|Location Map ( geo)
|14.5 miles (23.3 km)
|A846, B8017, B8018
|Route outline (key)
One of just two A-roads on Islay, the A847 runs west from the A846 (the other one) at Bridgend keeping close to the coast of Loch Indaal at all times. The first half is two-way, before it drops to a wide single track with passing places, but this is plenty for the small volume of traffic using it. It is a scenic route which follows the eastern coast of the beautiful Rhinns of Islay, but it is worth exploring the side roads that lead off to the beaches and hidden coves of the west coast!
Starting at Bridgend, the road turns off the A846 next to the Bridgend stores, filling station and hotel, which is actually the bulk of this village, and heads west, winding through the woodlands of the Islay House estate. The shore quickly comes into view, with a wide expanse of sand at the head of Loch Indaal visible at low tide. At high tide, the beach almost disappears. After a couple more wiggles, the road is right on the shore, and stays there, or at the back of the dunes at least, for several miles. The ground the road is crossing is (or is very like) Machair, the fertile sandy ground which is a haven to wild flowers and basically only found on the Hebridean Isles and west coast of the Highlands.
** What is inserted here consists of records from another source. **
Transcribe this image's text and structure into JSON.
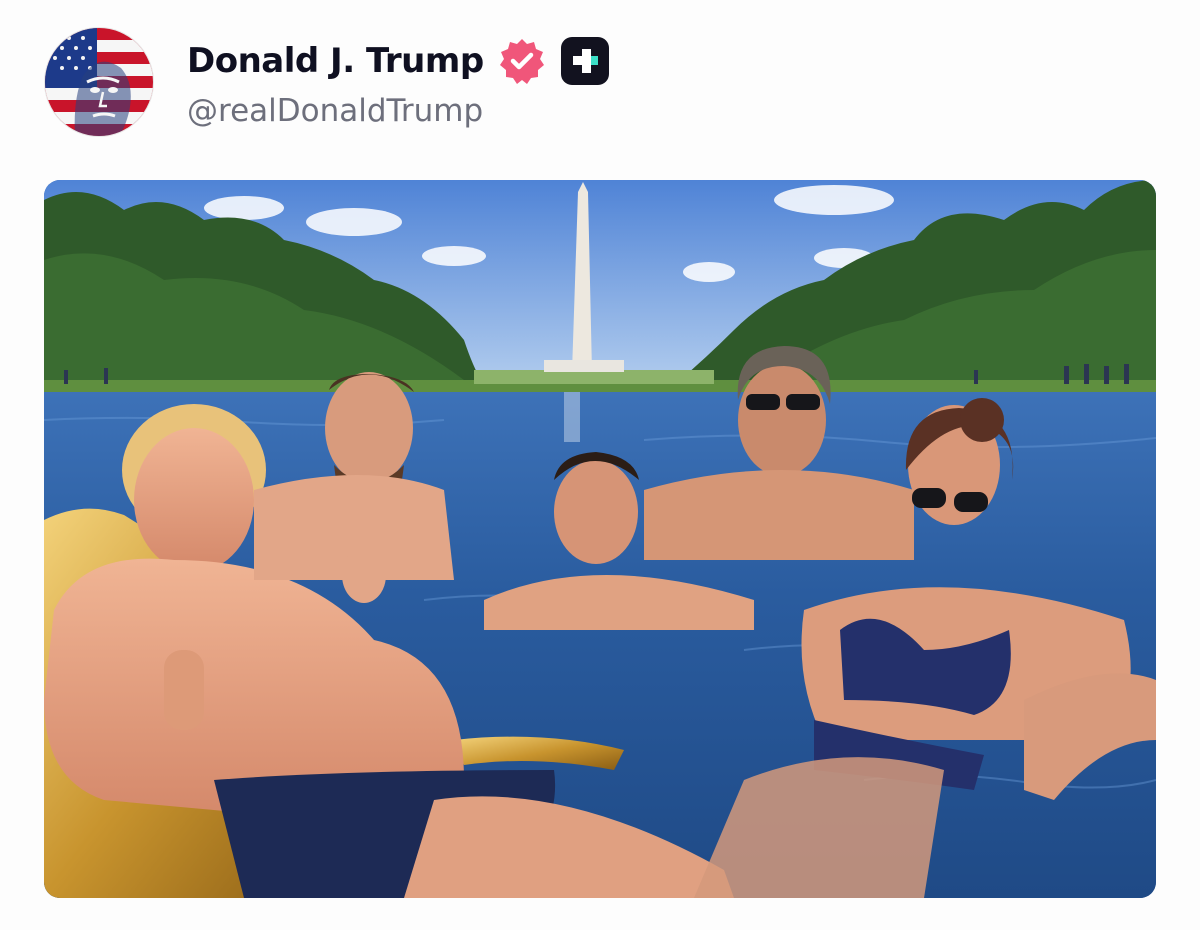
{
  "post": {
    "author": {
      "display_name": "Donald J. Trump",
      "handle": "@realDonaldTrump",
      "avatar_icon": "avatar-flag-portrait",
      "verified_icon": "verified-badge-icon",
      "app_icon": "truth-social-app-icon"
    },
    "media": {
      "kind": "photo",
      "subject": "poolside-photo"
    }
  },
  "colors": {
    "verified_pink": "#f0567a",
    "app_badge_bg": "#12121f",
    "app_badge_accent": "#3ce0c8",
    "name_text": "#0f1021",
    "handle_text": "#6d6f7c"
  }
}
A number of right turns lead off towards the west coast, including the B8017 and then the B8018, the latter reaching the coast at Sanaigmore. The road then turns southwards, and the beach diminishes to leave a rocky shore with sandy coves as it comes to the first village, of Bruichladdich. Little more than a row of houses strung along the roadside, the famous distillery (one of eight on the island) is at the heart of the village, with a pier roughly opposite from which the whisky was once shipped, and the raw materials imported.
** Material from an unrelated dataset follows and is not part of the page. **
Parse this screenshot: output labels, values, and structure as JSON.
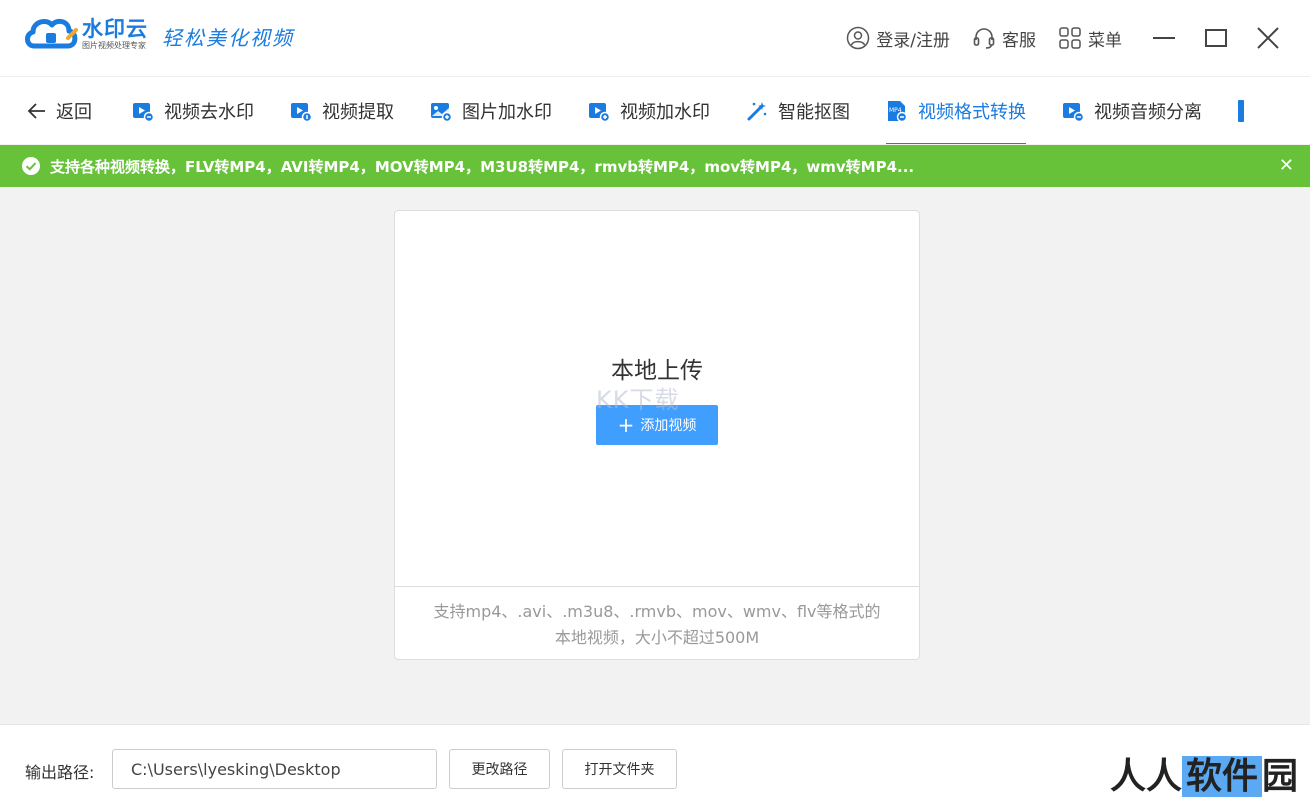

Continuing south, it is now just a couple of miles to Port Charlotte, roughly halfway along the road. This pretty village steps down to the shore and small pier and is well worth a short stop for exploration. A right turn in the heart of the village leads up past the school before crossing the Rhinns to the west coast at Kilchiaran Bay, and then turning south to meet the A847 once more. The road through the village has a couple of narrow pinch points which see the white line disappear, but it remains wide enough for two cars to pass (as well as parking in many places) through to the NSL signs at the far end. Here it starts to reduce in width, with shallow passing places in the verge. A large caravan park – the only one on the island – is passed on the shore side and the road stays a little inland, but with the rocky coast never out of sight.
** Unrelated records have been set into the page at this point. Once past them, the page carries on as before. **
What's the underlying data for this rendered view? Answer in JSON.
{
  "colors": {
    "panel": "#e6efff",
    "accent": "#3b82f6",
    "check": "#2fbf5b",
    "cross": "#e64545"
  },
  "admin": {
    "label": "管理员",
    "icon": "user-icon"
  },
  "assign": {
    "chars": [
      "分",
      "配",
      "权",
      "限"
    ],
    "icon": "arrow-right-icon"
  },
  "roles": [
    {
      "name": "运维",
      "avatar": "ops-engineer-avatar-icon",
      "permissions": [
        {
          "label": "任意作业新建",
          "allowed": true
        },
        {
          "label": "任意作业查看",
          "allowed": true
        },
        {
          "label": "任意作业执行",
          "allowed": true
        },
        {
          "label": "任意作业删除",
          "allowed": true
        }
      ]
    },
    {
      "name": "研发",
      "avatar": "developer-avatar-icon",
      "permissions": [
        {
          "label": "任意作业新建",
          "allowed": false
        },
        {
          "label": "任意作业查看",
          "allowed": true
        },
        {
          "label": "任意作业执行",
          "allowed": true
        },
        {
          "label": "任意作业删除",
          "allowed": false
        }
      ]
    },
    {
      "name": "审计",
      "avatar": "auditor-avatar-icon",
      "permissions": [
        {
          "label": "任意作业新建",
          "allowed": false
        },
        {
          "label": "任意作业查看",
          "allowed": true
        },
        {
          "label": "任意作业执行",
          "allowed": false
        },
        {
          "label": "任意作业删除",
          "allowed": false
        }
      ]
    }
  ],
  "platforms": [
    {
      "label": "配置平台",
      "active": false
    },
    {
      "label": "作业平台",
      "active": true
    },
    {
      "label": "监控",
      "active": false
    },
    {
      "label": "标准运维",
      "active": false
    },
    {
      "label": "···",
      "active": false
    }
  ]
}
Nerabus is the next settlement passed through, little more than a couple of farms and a scattering of houses, and here the road loses touch with the coast. It is never really that far to the shore, but as the road turns a little further inland, a slight rise in the ground means that the sea finally disappears at Octofad Farm. A right turn here, which looks to be no more than a rough track, is signed at the further end as a road to Octofad, suggesting it is another of the 'abandoned' roads that can be found on Islay.
The sea does return to view, but as the road slowly diverges from the shore, and with high hedges and undulating ground, it is not the constant companion of the earlier miles. There are, however, just a few miles left, and after passing the farm of Wester Ellister, the road turns behind a bracken coasted hillock, before suddenly the sea appears ahead. This is almost the end of the road, with just half a mile or so left dropping down to the pretty village of Portnahaven. At first glance there seem to be just a scattering of houses here, but suddenly the old village around the harbour appears and the road turns and drops down between rows of houses to reach the shore once more at a bus turning place. The A847 itself appears to turn right at the bottom and cover the last few yards of this shore dead end before it runs out of island. The next land due west of here is in Canada.
All of the route of the A847 was originally built by Thomas Telford as part of his commission on Highland Roads and Bridges. Despite the few upgrades and improvements that have been made, not least widening the eastern section, the current road seems to follow Telfords line with minimal deviation.